When 19-year-old Stefano Cabizza wrote a letter to Pope Francis a few weeks ago describing his hopes and dreams about finding a job, he never thought the phone would ring and the pontiff himself would be on the line.

In fact, the Pope had to call twice, because Cabizza wasn’t home on the first attempt.

"I couldn't believe it,” Cabizza told The Telegraph. "He asked me to pray for him and then he gave me a blessing. It was the most beautiful day of my life."

Cabizza, a devout Catholic and an information technology student at a school near Padua in northern Italy, had given his letter to a senior cleric during a papal mass in Castel Gandolfo on Aug. 15, the Times reports.

During the call, the head of the Catholic Church encouraged the young man to address him informally by using the pronoun “tu” instead of “lei.” Pope Francis requested they address each other on a first-name basis since that was the way Jesus and the Apostles spoke to one another.
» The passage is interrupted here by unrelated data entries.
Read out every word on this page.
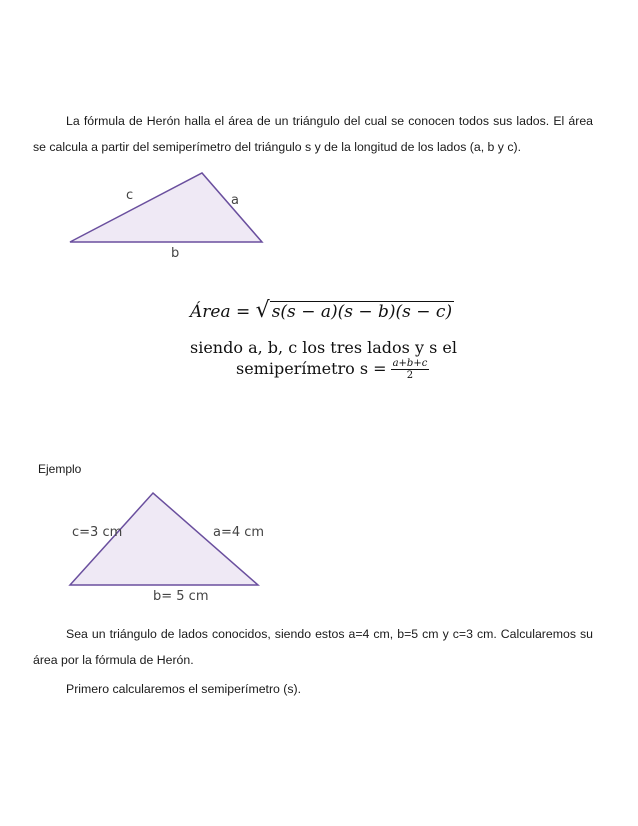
La fórmula de Herón halla el área de un triángulo del cual se conocen todos sus lados. El área se calcula a partir del semiperímetro del triángulo s y de la longitud de los lados (a, b y c).
c	a
b
Área = √ s(s − a)(s − b)(s − c)
siendo a, b, c los tres lados y s el
semiperímetro $s = \frac{a+b+c}{2}$
Ejemplo
c=3 cm	a=4 cm
b= 5 cm
Sea un triángulo de lados conocidos, siendo estos a=4 cm, b=5 cm y c=3 cm. Calcularemos su área por la fórmula de Herón.
Primero calcularemos el semiperímetro (s).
“They were friends as we are friends now, and I am on first-name basis with my friends,” the Pope said to Cabizza, according to Il Gazzetino.

This isn’t the first time the Pope has picked up the phone.
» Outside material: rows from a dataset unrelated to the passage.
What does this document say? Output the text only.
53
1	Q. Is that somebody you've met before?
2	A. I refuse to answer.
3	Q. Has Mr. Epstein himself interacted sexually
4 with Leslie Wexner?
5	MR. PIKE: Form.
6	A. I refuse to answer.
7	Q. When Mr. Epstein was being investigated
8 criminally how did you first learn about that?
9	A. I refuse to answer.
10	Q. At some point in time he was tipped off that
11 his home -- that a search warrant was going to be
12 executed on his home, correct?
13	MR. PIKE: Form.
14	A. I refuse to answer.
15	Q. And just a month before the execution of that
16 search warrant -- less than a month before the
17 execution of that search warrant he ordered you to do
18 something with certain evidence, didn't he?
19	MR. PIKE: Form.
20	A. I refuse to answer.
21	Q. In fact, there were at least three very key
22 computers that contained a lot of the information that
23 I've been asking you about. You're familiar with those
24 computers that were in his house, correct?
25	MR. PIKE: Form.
Pope Francis reportedly called his newspaper stand in Buenos Aires to cancel his subscription, his shoemaker to tell him to forget the papal red loafers and continue making his black orthotics, and a receptionist at a Jesuit headquarters in Rome when he was looking for a Jesuit superior, the Associated Press reports.

Many thought the person claiming to be the pope on the other end was a prank caller. "I was in shock; I broke down in tears and didn't know what to say," Del Regno, the Argentine newsstand owner, told La Nacion, an Argentine daily. "He thanked me for delivering the paper all this time and sent best wishes to my family."